While Perkins was working in Asheville this summer, Clayton Martin, senior sports management major, took an athletic development internship at the University of Alabama at Birmingham. The school recently cut their football program, so when his internship started, he thought he would solely focus on the basketball program.
Over the summer, the university’s president decided to bring the football program back if the athletic department could gather sufficient funds to ultimately profit the university.
“So, our department saw this as a breakthrough and an unbelievable opportunity for us all,” Martin said. “When the summer was over, we had raised around $20 million through five-year pledges and generous one-time capital gifts.”

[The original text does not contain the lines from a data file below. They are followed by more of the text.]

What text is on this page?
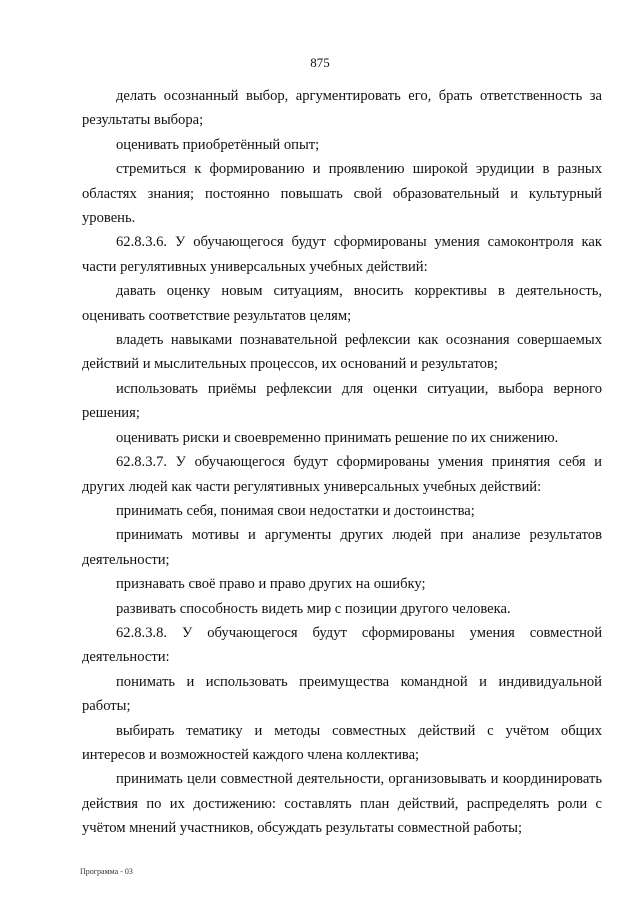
875

делать осознанный выбор, аргументировать его, брать ответственность за результаты выбора;

оценивать приобретённый опыт;

стремиться к формированию и проявлению широкой эрудиции в разных областях знания; постоянно повышать свой образовательный и культурный уровень.

62.8.3.6. У обучающегося будут сформированы умения самоконтроля как части регулятивных универсальных учебных действий:

давать оценку новым ситуациям, вносить коррективы в деятельность, оценивать соответствие результатов целям;

владеть навыками познавательной рефлексии как осознания совершаемых действий и мыслительных процессов, их оснований и результатов;

использовать приёмы рефлексии для оценки ситуации, выбора верного решения;

оценивать риски и своевременно принимать решение по их снижению.

62.8.3.7. У обучающегося будут сформированы умения принятия себя и других людей как части регулятивных универсальных учебных действий:

принимать себя, понимая свои недостатки и достоинства;

принимать мотивы и аргументы других людей при анализе результатов деятельности;

признавать своё право и право других на ошибку;

развивать способность видеть мир с позиции другого человека.

62.8.3.8. У обучающегося будут сформированы умения совместной деятельности:

понимать и использовать преимущества командной и индивидуальной работы;

выбирать тематику и методы совместных действий с учётом общих интересов и возможностей каждого члена коллектива;

принимать цели совместной деятельности, организовывать и координировать действия по их достижению: составлять план действий, распределять роли с учётом мнений участников, обсуждать результаты совместной работы;

Программа - 03
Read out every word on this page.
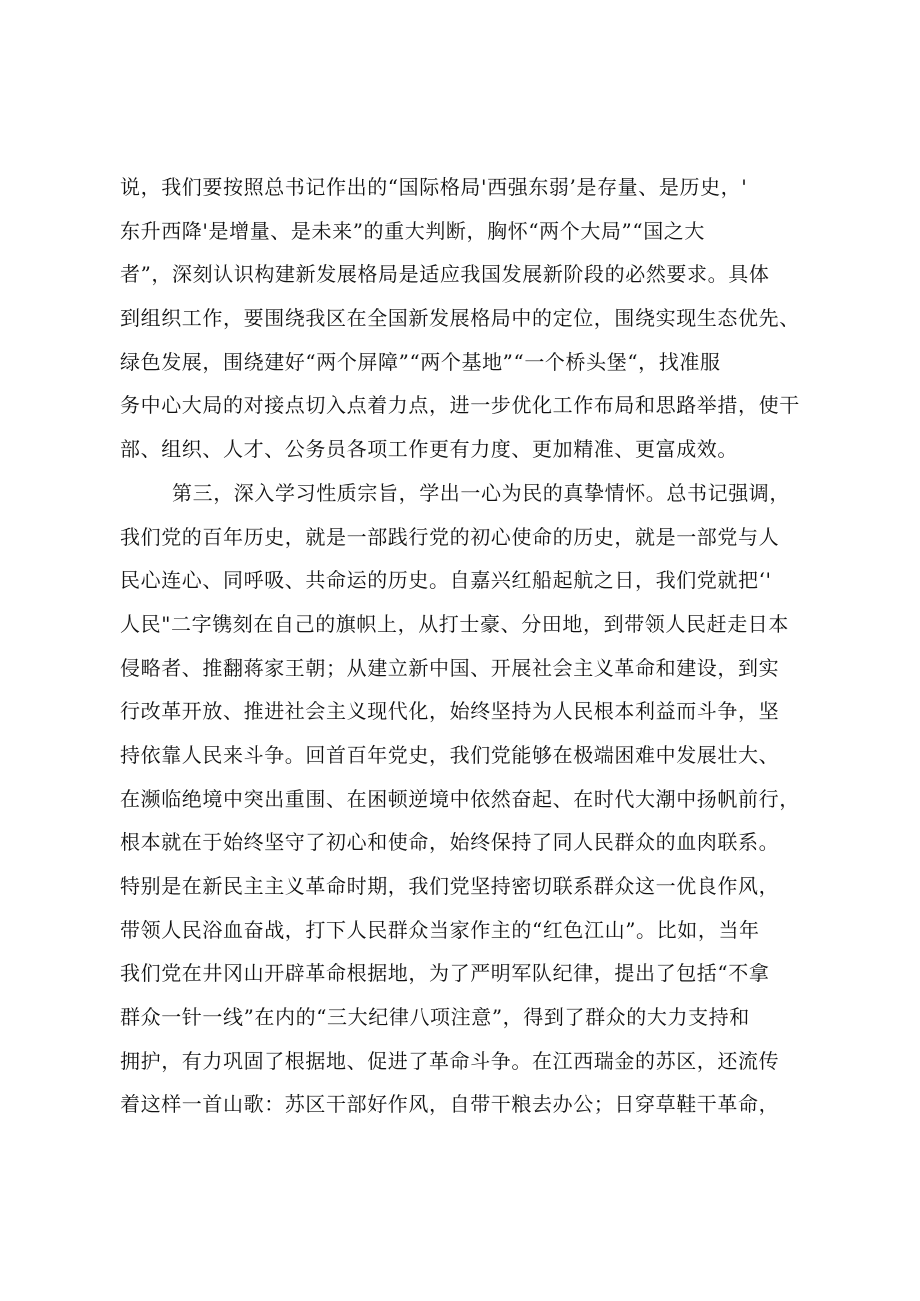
说，我们要按照总书记作出的“国际格局'西强东弱’是存量、是历史，'
东升西降'是增量、是未来”的重大判断，胸怀“两个大局”“国之大
者”，深刻认识构建新发展格局是适应我国发展新阶段的必然要求。具体
到组织工作，要围绕我区在全国新发展格局中的定位，围绕实现生态优先、
绿色发展，围绕建好“两个屏障”“两个基地”“一个桥头堡“，找准服
务中心大局的对接点切入点着力点，进一步优化工作布局和思路举措，使干
部、组织、人才、公务员各项工作更有力度、更加精准、更富成效。
第三，深入学习性质宗旨，学出一心为民的真挚情怀。总书记强调，
我们党的百年历史，就是一部践行党的初心使命的历史，就是一部党与人
民心连心、同呼吸、共命运的历史。自嘉兴红船起航之日，我们党就把‘'
人民"二字镌刻在自己的旗帜上，从打士豪、分田地，到带领人民赶走日本
侵略者、推翻蒋家王朝；从建立新中国、开展社会主义革命和建设，到实
行改革开放、推进社会主义现代化，始终坚持为人民根本利益而斗争，坚
持依靠人民来斗争。回首百年党史，我们党能够在极端困难中发展壮大、
在濒临绝境中突出重围、在困顿逆境中依然奋起、在时代大潮中扬帆前行，
根本就在于始终坚守了初心和使命，始终保持了同人民群众的血肉联系。
特别是在新民主主义革命时期，我们党坚持密切联系群众这一优良作风，
带领人民浴血奋战，打下人民群众当家作主的“红色江山”。比如，当年
我们党在井冈山开辟革命根据地，为了严明军队纪律，提出了包括“不拿
群众一针一线”在内的“三大纪律八项注意”，得到了群众的大力支持和
拥护，有力巩固了根据地、促进了革命斗争。在江西瑞金的苏区，还流传
着这样一首山歌：苏区干部好作风，自带干粮去办公；日穿草鞋干革命，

Martin said during his time at UAB, he learned something new every day.
Accepting rejection was a challenge for him at first, but by the end of the summer, he became comfortable with it and focused on telling potential donors why their donation would benefit the university.
“Eight times out of 10, we would get rejected, and people did not want to donate anything and did not like you calling them for money. People would say some pretty ugly things to you, but you had to just smile and say, ‘Have a great day.’”
Although he was pushed out of his comfort zone this summer, Martin said moving to a new city and working with a Division I school was worth the opportunity to utilize practical skills on such a realistic scale.
While he hasn’t quite nailed down his post-graduate plans, Martin said he hopes to pursue a people-oriented job that allows him to be outgoing and constantly on the move.
“I did sit behind a desk quite a bit [this summer], but the full-time employees were always meeting with people,” he said. “I could potentially see myself doing something like that.”
Martin urges college students to embrace the present and take advantage of open summers to get internship experience. Persistence is key in achieving career goals, he said.
When searching for the right internship, Martin emailed every school in the SEC as well as smaller schools in the C-USA to find out where his best opportunities were. Even though he ended up with UAB, he made connections with other schools too.
“Find out what you want to do and reach out to those people that are doing that,” he said. “Show that you are committed and interested in applying for an internship.”